08/01/2026
Joe Wilkins : Le Ciel tout entier
Joe Wilkins est poète, auteur de non-fiction et romancier. Il est né et a grandi dans l’est du Montana. Après avoir obtenu son diplôme d'ingénieur informatique, il a enseigné pendant deux ans la pré-algèbre dans le Mississippi au sein de Teach For America. Il a ensuite obtenu son MFA en écriture créative de l'Université d'Idaho. Il est l’auteur de plusieurs recueils de poésie et d’un récit sur son enfance et son adolescence. Joe Wilkins vit actuellement avec sa famille dans l’ouest de l’Oregon, où il dirige le programme d'écriture créative à Linfield College. Le Ciel tout entier est son dernier roman (2025).
Montana, au printemps 1994. Justin, un tout jeune homme aux cheveux longs et blonds et boucles d’oreilles, ne vivant que pour sa musique, ressemble étrangement à son idole, Kurt Cobain leader du groupe Nirvana qui vient de se suicider. Logé pour ne pas dire séquestré chez un oncle alcoolique, Justin parvient à s’échapper après un épisode violent. Ailleurs, plus à l’Est du Montana, Rene Bouchard, un vieil éleveur de moutons envisage de se suicider après le décès récent de sa femme. Quant à Lianne, sa fille, en pleine crise existentielle, elle a laissé son mari et ses enfants pour revenir enseigner dans le collège de la ville la plus proche et aider son père. Quand René découvrira le gamin blond, crasseux et endormi sur un des lits de sa cabane, avec un étui de guitare en carton, c’est à l’un de ses fils, Franklin, tragiquement décédé qu’il va repenser, ce qui ravive de douloureux souvenirs de culpabilité. Justin, René, Liane et Franklin l’ombre du remords qui plane sur les Bouchard…
Un roman tout simplement magnifique.
Le roman panachant présent et flashbacks dresse le portrait et l’itinéraire de ces trois destins. Justin, moqué par tous avec ses cheveux longs, boucles d’oreilles, fait tache au pays des rudes fermiers du secteur ; solitaire, sa musique et sa guitare sont son refuge (« Il n’abandonnerait jamais sa guitare. Hors de question putain. »). Son père est parti, sa mère est à la dérive passant de bras en bras et lorsque sa dernière conquête s’en prend au gamin, c’est le clash, Justin est envoyé chez l’oncle Heck, revenu d’Irak avec un paquet de problèmes psychologiques, de Charybde en Scylla pour le môme qui fuira au prix d’un acte fort.

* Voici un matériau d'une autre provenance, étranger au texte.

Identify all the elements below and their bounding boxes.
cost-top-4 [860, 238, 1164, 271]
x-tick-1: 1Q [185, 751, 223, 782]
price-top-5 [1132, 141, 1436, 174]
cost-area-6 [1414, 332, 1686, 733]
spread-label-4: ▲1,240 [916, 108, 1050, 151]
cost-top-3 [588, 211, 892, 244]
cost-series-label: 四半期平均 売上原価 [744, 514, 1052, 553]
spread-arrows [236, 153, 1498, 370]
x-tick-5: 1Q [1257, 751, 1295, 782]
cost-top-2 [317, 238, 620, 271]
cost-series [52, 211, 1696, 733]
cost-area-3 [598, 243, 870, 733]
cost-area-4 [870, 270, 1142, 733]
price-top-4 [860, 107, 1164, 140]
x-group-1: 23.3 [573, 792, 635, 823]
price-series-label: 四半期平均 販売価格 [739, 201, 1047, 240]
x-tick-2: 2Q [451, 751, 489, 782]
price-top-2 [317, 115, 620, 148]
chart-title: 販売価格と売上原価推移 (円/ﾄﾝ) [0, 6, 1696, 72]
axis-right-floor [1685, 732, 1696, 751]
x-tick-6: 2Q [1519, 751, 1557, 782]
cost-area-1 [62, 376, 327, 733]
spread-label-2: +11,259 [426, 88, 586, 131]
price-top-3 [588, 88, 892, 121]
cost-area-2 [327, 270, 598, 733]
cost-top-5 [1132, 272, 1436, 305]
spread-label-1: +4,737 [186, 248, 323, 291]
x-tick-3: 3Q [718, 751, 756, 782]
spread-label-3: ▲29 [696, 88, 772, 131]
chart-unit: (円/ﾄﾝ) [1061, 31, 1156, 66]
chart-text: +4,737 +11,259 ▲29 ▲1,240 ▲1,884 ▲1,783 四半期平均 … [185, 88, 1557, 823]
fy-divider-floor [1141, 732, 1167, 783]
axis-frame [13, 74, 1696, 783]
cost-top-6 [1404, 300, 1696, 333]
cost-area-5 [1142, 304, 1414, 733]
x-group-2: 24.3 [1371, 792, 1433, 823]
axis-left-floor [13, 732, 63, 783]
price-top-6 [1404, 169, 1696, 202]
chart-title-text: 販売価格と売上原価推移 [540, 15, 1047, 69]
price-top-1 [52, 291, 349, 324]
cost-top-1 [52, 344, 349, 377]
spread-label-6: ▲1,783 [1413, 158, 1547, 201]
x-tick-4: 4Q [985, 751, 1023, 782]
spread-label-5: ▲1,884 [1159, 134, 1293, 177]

René et Liane, je fais court, ne sont plus en bons termes depuis le décès de Franklin, tous deux se reprochent de ne pas avoir été à l’écoute de cet enfant, fils de l’un, frère cadet de l’autre. Un enfant trop fragile, renfermé, à la personnalité troublante et qu’ils ne voulaient pas voir réellement (« Son fils était sans cesse en quête de beauté. Mais c’était la laideur qui était venue à sa rencontre. »)
Justin va jouer le rôle de catalyseur pour René et Lianne, sa détresse d’enfant perdu et en fuite rejeté par tous, sera peut-être l’occasion pour eux de réparer l’irréparable, tenter de faire avec lui ce qu’ils n’ont pas réussi à faire avec Franklin. Un gamin en quête de famille, une famille désunie en mal de rédemption.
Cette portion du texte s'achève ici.